I am a nuke wife. Consider a divorce. It's easier.
Although, I wouldn't have been as pessimistic as this reply, there is some credence to it. My wife hated the navy. We lived well, didn't have a material want in the world, but to her, all of it was at an unacceptable price. Nukes are the first on and the last off the boat. No Sub or Skimmer CO is going to risk deploying late because the engineroom wasn't ready and on the back side, squadron never really cared either when they pulled the CO off for whatever post deployment debrief the Commodore and Admiral had with him. So before the run and after the run the nukes were left steaming pierside on our lonesome.
The wives were always on the pier waiting when we got home. I would get off and meet mine, but always had to cut it short because I would give E-div a hand with shore power. This upset her because she would notice one nuke in particular always leave early. She asked me why I would go back onboard and I would point to the lady and three kids standing beside her. Her husband couldn't leave until shore power was on. As much as she wanted me to leave too, she at least understood that the woman standing beside her had the same grief and the piece of shit who left earlier hadn't helped anyone but himself.
One time in particular, we just got back from a rather lengthy patrol. I did the usual routine, went pierside to hug the wife and went back below to help E-div. Well, about 30 minutes later someone noticed a "suspicious package" on the pier. Aside from the duty section, go figure the only people who were left on board to handle the security violation/repel borders (BOHICA Baby!) were the nukes. The wives were all escorted out and told to go home and we would call when we could come home.
It never failed: nukes always took it in the rear and the wives of nukes were left with unanswered questions or unvented frustrations. Somehow, the coner excuse that we get propay never really seemed to make up for the headaches.

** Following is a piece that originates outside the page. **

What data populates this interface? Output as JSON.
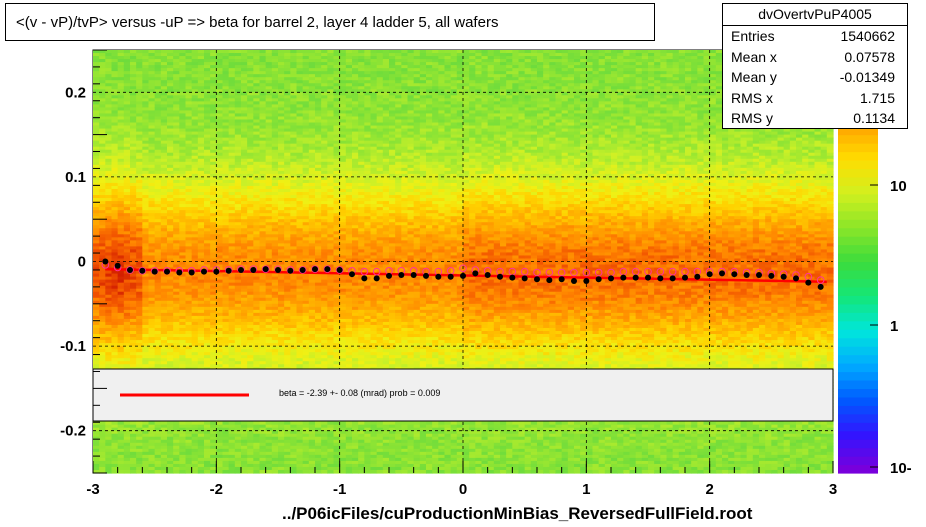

To the origional poster, and to the peanut gallery chiming in, all I can say is find a friend to commiserate with. Be careful because Navy wives have, arguably, a reputation for being a little coquettish (this is me being polite, the tide box rumors still run rampant). My wife refused to go to any wives club meetings because of the atmosphere there. We became good friends with a handful of others who came from similar backgrounds and had similar value systems. Five years later, we still keep in touch with that group of friends.
I guess, what I am trying to say is that it is not going to be easy for you or your family. Take solace in the fact that their are other wives who share in your misery. They have the same feelings of angst and frustration that you do. Find them, because they are probably as lost as you are. Together you will be all right. Good Luck.